Lo scrittore e sceneggiatore siriano Khaled Khalifa, autore di
numerosi romanzi che lo hanno reso uno dei più rinomati autori
contemporanei del suo Paese, è morto d'infarto a Damasco il 30 settembre
a 59 anni.
Noto
critico delle autorità , protagonista del movimento pacifista di
opposizione al regime di Assad, il romanziere nato ad Aleppo è rimasto
nel suo Paese nonostante la repressione e la guerra scoppiata nel 2011.

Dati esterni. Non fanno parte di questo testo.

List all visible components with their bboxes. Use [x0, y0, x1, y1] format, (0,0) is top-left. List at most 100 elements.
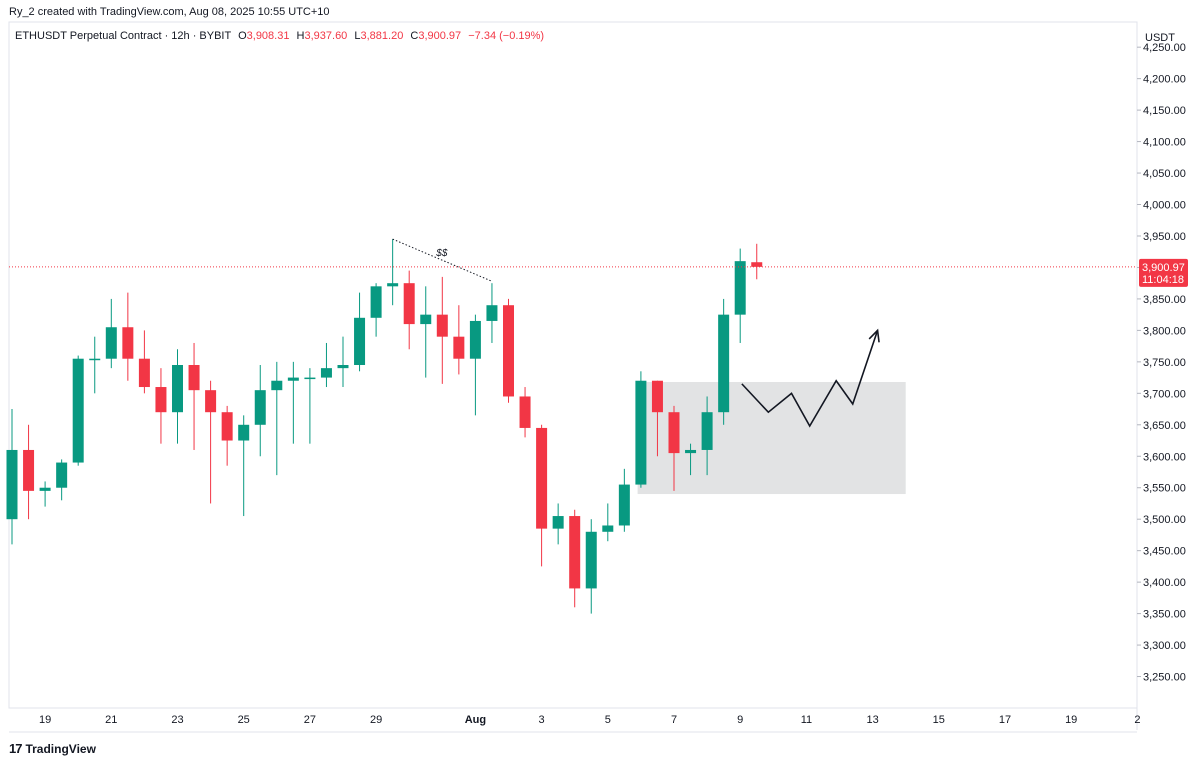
candle[interactable] — [552, 503, 564, 545]
candle[interactable] — [585, 519, 597, 614]
candle-body[interactable] — [685, 449, 697, 454]
candle-body[interactable] — [221, 412, 233, 441]
candle-body[interactable] — [238, 424, 250, 441]
candle[interactable] — [238, 415, 250, 517]
candle[interactable] — [618, 468, 630, 532]
candle[interactable] — [6, 409, 18, 545]
candle[interactable] — [155, 368, 167, 444]
candle[interactable] — [701, 396, 713, 476]
candle-body[interactable] — [734, 261, 746, 315]
candle[interactable] — [205, 380, 217, 504]
candle-body[interactable] — [420, 314, 432, 325]
candle-body[interactable] — [205, 390, 217, 413]
candle-body[interactable] — [585, 531, 597, 589]
candle[interactable] — [503, 298, 514, 403]
candle-body[interactable] — [23, 449, 35, 491]
candle-body[interactable] — [188, 365, 200, 391]
symbol-title[interactable]: ETHUSDT Perpetual Contract · 12h · BYBIT — [15, 30, 232, 42]
price-axis[interactable]: USDT 3,250.00 3,300.00 3,350.00 3,400.00 3,45… — [1137, 32, 1188, 684]
candle[interactable] — [635, 371, 647, 488]
candle[interactable] — [254, 365, 266, 457]
candle[interactable] — [56, 459, 68, 501]
candle-body[interactable] — [370, 286, 382, 318]
candle-body[interactable] — [39, 487, 51, 491]
candle-body[interactable] — [105, 327, 117, 359]
candle-body[interactable] — [635, 380, 647, 485]
candle-body[interactable] — [72, 358, 84, 463]
candle-body[interactable] — [602, 525, 614, 532]
candle[interactable] — [536, 424, 548, 567]
candle[interactable] — [469, 314, 481, 416]
candle-body[interactable] — [618, 484, 630, 526]
candle[interactable] — [718, 298, 730, 425]
candle[interactable] — [89, 336, 101, 394]
candle[interactable] — [387, 239, 399, 306]
candle[interactable] — [188, 342, 200, 450]
candle-body[interactable] — [436, 314, 448, 337]
candle[interactable] — [122, 292, 134, 381]
candle-body[interactable] — [701, 412, 713, 450]
candle[interactable] — [519, 387, 531, 438]
candle-body[interactable] — [122, 327, 134, 359]
candle-body[interactable] — [453, 336, 465, 359]
candle-body[interactable] — [354, 317, 366, 365]
candle[interactable] — [287, 361, 299, 444]
candle-body[interactable] — [469, 320, 481, 359]
candle[interactable] — [685, 443, 697, 476]
currency-label[interactable]: USDT — [1145, 32, 1175, 44]
candle[interactable] — [72, 355, 84, 466]
time-axis[interactable]: 19 21 23 25 27 29 Aug 3 5 7 9 11 13 15 17 19 2 — [39, 714, 1140, 726]
candle[interactable] — [602, 503, 614, 542]
candle-body[interactable] — [304, 377, 316, 380]
candle[interactable] — [271, 361, 283, 476]
candle-body[interactable] — [651, 380, 663, 413]
candle-body[interactable] — [138, 358, 150, 388]
candle[interactable] — [221, 405, 233, 466]
candle[interactable] — [436, 276, 448, 384]
candle[interactable] — [105, 298, 117, 369]
candle-body[interactable] — [56, 462, 68, 488]
candle-body[interactable] — [254, 390, 266, 425]
candle-body[interactable] — [337, 365, 349, 369]
candle[interactable] — [651, 380, 663, 457]
candle-body[interactable] — [751, 262, 763, 267]
candle[interactable] — [403, 270, 415, 350]
candle[interactable] — [354, 292, 366, 372]
candle-body[interactable] — [486, 305, 498, 321]
candle[interactable] — [569, 509, 581, 608]
candle[interactable] — [138, 330, 150, 394]
candle-body[interactable] — [569, 516, 581, 589]
candle-body[interactable] — [320, 368, 332, 378]
candles-layer[interactable] — [6, 239, 763, 614]
candle[interactable] — [304, 368, 316, 444]
candle-body[interactable] — [155, 387, 167, 413]
candle[interactable] — [337, 336, 349, 388]
candle[interactable] — [751, 243, 763, 280]
symbol-legend[interactable]: ETHUSDT Perpetual Contract · 12h · BYBIT… — [15, 30, 544, 42]
candle-body[interactable] — [172, 365, 183, 413]
candle[interactable] — [453, 305, 465, 375]
candle[interactable] — [39, 481, 51, 507]
candle[interactable] — [370, 283, 382, 337]
candle[interactable] — [23, 424, 35, 520]
candle-body[interactable] — [89, 358, 101, 361]
candle[interactable] — [734, 248, 746, 343]
candle-body[interactable] — [519, 396, 531, 428]
candle[interactable] — [486, 283, 498, 343]
candle-body[interactable] — [718, 314, 730, 413]
candle[interactable] — [420, 286, 432, 378]
candle-body[interactable] — [552, 516, 564, 529]
candle[interactable] — [668, 405, 680, 491]
candle-body[interactable] — [536, 427, 548, 529]
candle-body[interactable] — [387, 283, 399, 287]
candle-body[interactable] — [668, 412, 680, 454]
candle[interactable] — [320, 342, 332, 388]
candle-body[interactable] — [287, 377, 299, 381]
candle[interactable] — [172, 349, 183, 444]
candle-body[interactable] — [271, 380, 283, 391]
candle-body[interactable] — [503, 305, 514, 397]
candle-body[interactable] — [403, 283, 415, 325]
candle-body[interactable] — [6, 449, 18, 520]
tradingview-brand[interactable]: 17 TradingView — [9, 741, 96, 756]
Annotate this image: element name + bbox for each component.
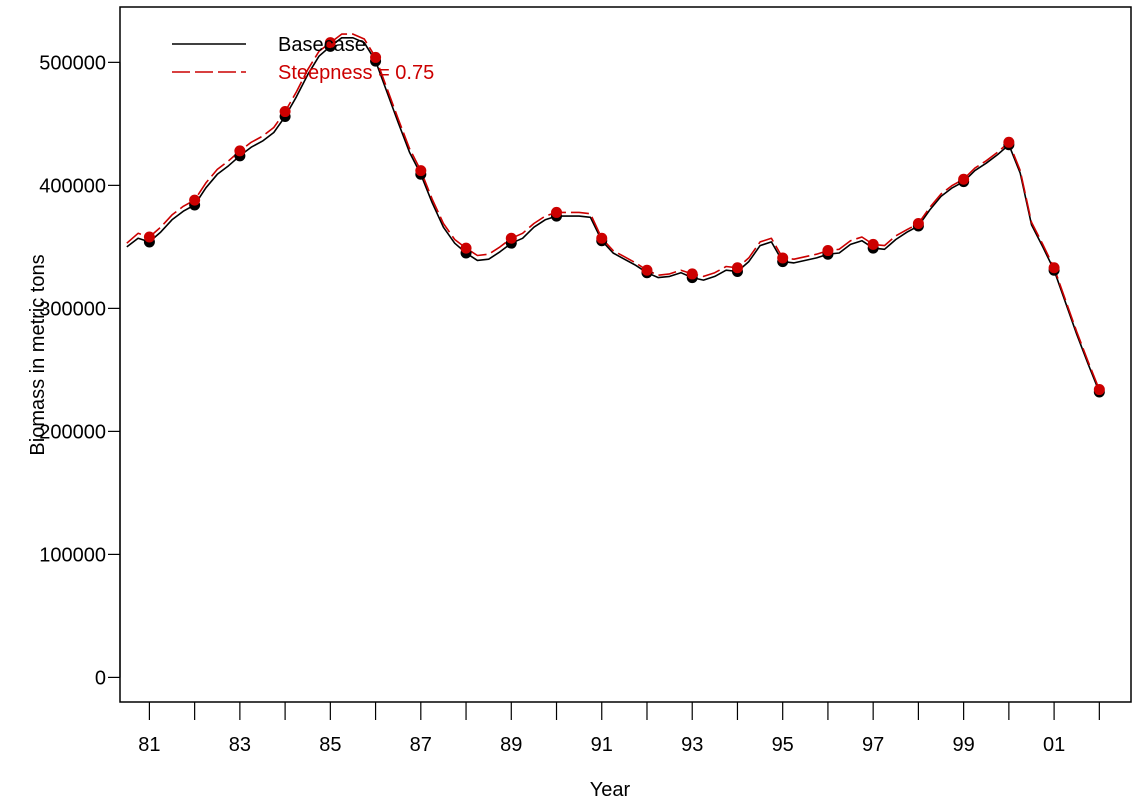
legend-label-basecase: Basecase — [278, 34, 366, 56]
series-line-0 — [126, 37, 1101, 393]
series-1-point — [641, 264, 653, 276]
points-layer — [143, 37, 1105, 398]
series-layer — [126, 33, 1101, 393]
series-1-point — [415, 165, 427, 177]
series-1-point — [1003, 136, 1015, 148]
legend-label-steepness: Steepness = 0.75 — [278, 62, 434, 84]
series-1-point — [867, 238, 879, 250]
x-tick-label: 89 — [500, 734, 522, 756]
y-tick-label: 0 — [95, 667, 106, 689]
y-tick-label: 500000 — [39, 52, 106, 74]
x-tick-label: 01 — [1043, 734, 1065, 756]
series-1-point — [822, 245, 834, 257]
y-tick-label: 400000 — [39, 175, 106, 197]
series-1-point — [686, 268, 698, 280]
x-tick-label: 81 — [138, 734, 160, 756]
series-1-point — [912, 217, 924, 229]
series-1-point — [143, 231, 155, 243]
x-tick-label: 91 — [591, 734, 613, 756]
x-tick-label: 87 — [410, 734, 432, 756]
y-axis-label: Biomass in metric tons — [27, 254, 49, 455]
series-1-point — [777, 252, 789, 264]
series-1-point — [1093, 384, 1105, 396]
series-1-point — [460, 242, 472, 254]
y-axis: 0 100000 200000 300000 400000 500000 — [39, 52, 121, 689]
series-1-point — [279, 106, 291, 118]
plot-area-frame — [119, 6, 1132, 703]
series-1-point — [1048, 262, 1060, 274]
x-tick-label: 83 — [229, 734, 251, 756]
legend: Basecase Steepness = 0.75 — [172, 34, 434, 84]
x-tick-label: 99 — [953, 734, 975, 756]
series-1-point — [189, 194, 201, 206]
series-1-point — [505, 232, 517, 244]
series-1-point — [324, 37, 336, 49]
y-tick-label: 300000 — [39, 298, 106, 320]
series-1-point — [551, 206, 563, 218]
x-tick-label: 85 — [319, 734, 341, 756]
series-1-point — [370, 51, 382, 63]
series-1-point — [731, 262, 743, 274]
series-1-point — [234, 145, 246, 157]
x-axis-label: Year — [590, 779, 631, 801]
x-tick-label: 93 — [681, 734, 703, 756]
x-tick-marks — [148, 702, 1100, 720]
series-1-point — [596, 232, 608, 244]
series-1-point — [958, 173, 970, 185]
x-axis-tick-labels: 81 83 85 87 89 91 93 95 97 99 01 — [138, 734, 1065, 756]
series-line-1 — [126, 33, 1101, 390]
y-tick-label: 100000 — [39, 544, 106, 566]
x-tick-label: 95 — [772, 734, 794, 756]
x-tick-label: 97 — [862, 734, 884, 756]
y-tick-label: 200000 — [39, 421, 106, 443]
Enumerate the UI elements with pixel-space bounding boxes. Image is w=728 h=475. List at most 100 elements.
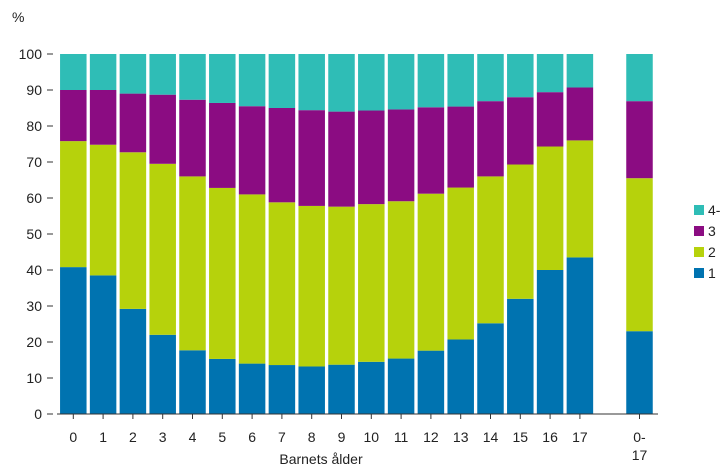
bar-segment-series-2 [626,178,653,332]
bar-segment-series-1 [358,361,385,414]
bar-segment-series-1 [417,350,445,414]
bar-segment-series-3 [417,107,445,194]
x-tick-label: 13 [453,429,469,445]
bar-segment-series-4- [238,54,266,107]
x-tick-label: 0 [69,429,77,445]
bar-segment-series-3 [89,90,117,145]
legend-label: 4- [708,202,721,218]
x-axis-title: Barnets ålder [279,451,363,467]
y-tick-label: 0 [34,406,42,422]
bar-segment-series-4- [328,54,355,112]
x-tick-label: 15 [513,429,529,445]
y-tick-label: 50 [26,226,42,242]
x-tick-label: 7 [278,429,286,445]
bar-segment-series-4- [209,54,236,103]
bar-segment-series-2 [447,187,474,340]
bar-segment-series-2 [238,194,266,364]
bar-segment-series-1 [149,334,176,414]
bar-segment-series-4- [89,54,117,90]
bar-segment-series-4- [149,54,176,95]
bar-segment-series-4- [60,54,87,90]
x-tick-label: 0-17 [632,429,648,463]
bar-segment-series-4- [626,54,653,102]
bar-segment-series-4- [477,54,504,102]
bar-segment-series-3 [477,101,504,177]
bar-segment-series-4- [179,54,206,100]
bar-segment-series-1 [447,339,474,414]
legend-label: 3 [708,223,716,239]
bar-segment-series-1 [298,366,325,414]
y-tick-label: 100 [19,46,43,62]
bar-segment-series-1 [119,308,147,414]
x-tick-label: 11 [394,429,409,445]
x-tick-label: 3 [159,429,167,445]
bar-segment-series-4- [298,54,325,111]
x-tick-label: 17 [572,429,588,445]
bar-segment-series-2 [387,201,415,359]
bar-segment-series-3 [626,101,653,179]
y-tick-label: 90 [26,82,42,98]
bar-segment-series-1 [477,323,504,414]
bar-segment-series-2 [268,202,296,366]
bar-segment-series-3 [447,106,474,188]
bar-segment-series-2 [507,164,534,299]
bar-segment-series-3 [209,102,236,188]
x-tick-label: 2 [129,429,137,445]
bar-segment-series-4- [417,54,445,108]
y-tick-label: 20 [26,334,42,350]
bar-segment-series-2 [60,141,87,268]
x-tick-label-line: 0- [633,429,646,445]
bar-segment-series-4- [358,54,385,111]
bar-segment-series-1 [60,267,87,414]
bar-segment-series-2 [149,163,176,335]
legend-swatch [694,226,704,236]
x-tick-label-line: 17 [632,447,648,463]
bar-segment-series-2 [566,140,594,258]
bar-segment-series-4- [268,54,296,108]
bar-segment-series-4- [119,54,147,94]
x-tick-label: 4 [189,429,197,445]
bar-segment-series-3 [119,93,147,153]
x-tick-label: 1 [99,429,107,445]
x-tick-label: 9 [338,429,346,445]
bar-segment-series-4- [447,54,474,107]
legend: 4- 3 2 1 [694,202,721,281]
bar-segment-series-2 [179,176,206,351]
y-tick-label: 40 [26,262,42,278]
bar-segment-series-3 [387,109,415,202]
bar-segment-series-3 [358,110,385,205]
bar-segment-series-1 [328,364,355,414]
bar-segment-series-4- [536,54,564,93]
legend-swatch [694,268,704,278]
bar-segment-series-3 [298,110,325,206]
x-tick-label: 5 [218,429,226,445]
y-axis-ticks: 0 10 20 30 40 50 60 70 80 90 100 [19,46,53,422]
bar-segment-series-3 [268,108,296,203]
y-axis-unit-label: % [12,9,24,25]
y-tick-label: 80 [26,118,42,134]
bar-segment-series-2 [209,187,236,359]
bar-segment-series-3 [566,87,594,141]
bar-segment-series-4- [507,54,534,98]
bar-segment-series-3 [149,94,176,164]
bar-segment-series-1 [626,331,653,414]
bar-segment-series-4- [387,54,415,110]
bar-segment-series-3 [328,111,355,207]
bar-segment-series-2 [536,146,564,270]
y-tick-label: 30 [26,298,42,314]
y-tick-label: 60 [26,190,42,206]
bar-segment-series-1 [387,358,415,414]
bar-segment-series-2 [358,204,385,362]
x-tick-label: 14 [483,429,499,445]
x-tick-label: 6 [248,429,256,445]
bar-segment-series-1 [566,257,594,414]
legend-label: 1 [708,265,716,281]
bar-segment-series-3 [60,90,87,142]
bar-segment-series-1 [536,270,564,414]
bar-segment-series-2 [298,205,325,367]
x-axis-ticks: 0 1 2 3 4 5 6 7 8 9 10 11 12 13 14 15 16 17 0-17 [69,414,647,463]
legend-swatch [694,247,704,257]
bar-segment-series-2 [477,176,504,324]
legend-label: 2 [708,244,716,260]
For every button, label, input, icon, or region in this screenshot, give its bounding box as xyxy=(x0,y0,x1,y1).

È conosciuto soprattutto per il suo terzo romanzo, Elogio
dell'odio nominato nel 2008 per il Premio internazionale di narrativa
araba e nel 2013 per l'Independent Foreign Fiction Prize, e tradotto in
diverse lingue. Nel 2013 ha vinto il prestigioso Premio Naguib Mahfouz
assegnato dall'Università americana del Cairo. Era anche rappresentante
dell'Unhcr nei Paesi del Golfo.
Khalifa è stato ricordato da
artisti, intellettuali e giornalisti sui social network, oltre che da
attivisti politici in Siria e all'estero. Farouk Mardam Bey, editore
francese di tre suoi romanzi con Actes Sud, ha scritto: "La forte
emozione che ha travolto i social network non appena è stata annunciata
questa terribile notizia è la misura non solo del suo grande talento di
scrittore, ma anche della profonda simpatia che suscitava la sua calda
personalità , traboccante di amore per la vita". Il suo ultimo romanzo,
pubblicato nel 2021 in Italia da Bompiani, 'Nessuno ha pregato per
loro', ambientato ad Aleppo a inizio '900 è una storia drammatica e
toccante di perdita, dolore e amore.
Ha intrapreso un "viaggio
doloroso" per raccontare con la scrittura la sua Aleppo nella realtà di
oggi, ferita nel corpo e nell'anima dalla guerra: "Tutti i miei libri
parlano di Aleppo, ma la racconto sempre come era nel passato perché per
me è una via di salvezza. Sono anni che mi rifiuto di vederla - aveva
detto ospite a Roma di Letterature nel 2018 - e per farlo mi sono
immerso nuovamente nella realtà ".
Nato in un villaggio vicino ad
Aleppo, quinto di tredici figli, Khalifa si approccia al tema
dell'arbitrarietà della lingua e dell'uso che di essa si fa raccontando
"il diritto e il rovescio" della sua città con uno sguardo attento
sull'oggi.
"Gli scrittori si adagiano sul passato e lo
raccontano perché in fondo siamo tutti dei codardi: è così difficile
immaginare il futuro e l'evoluzione del mondo, e poi il presente di oggi
è una delle pagine più nere della nostra storia", aveva detto l' autore
di Elogio dell'odio (2011) e Non ci sono coltelli nelle cucine di
questa città (2018), Morire è un mestiere difficile (2021), Nessuno ha
pregato per loro, tutti editi in Italia da Bompiani, "basta pensare alle
Primavere Arabe: oggi dopo anni c'è grande depressione. Nessuno di noi
poteva immaginare che la controrivoluzione avrebbe avuto armi così forti
da eliminare i sogni di 400 milioni di arabi". Aleppo ferita era il suo
dolore costante. "Da anni ormai sta arrivando uno tsunami di immagini
della città da internet e dai social network: pur di non vedere mi sono
trasformato in un uomo cieco", disse, "ma ho promesso alla mia famiglia
che ci tornerò, e allora ogni giorno per prepararmi guardo una sola
immagine di Aleppo e penso che siamo ancora in grado di ricostruire".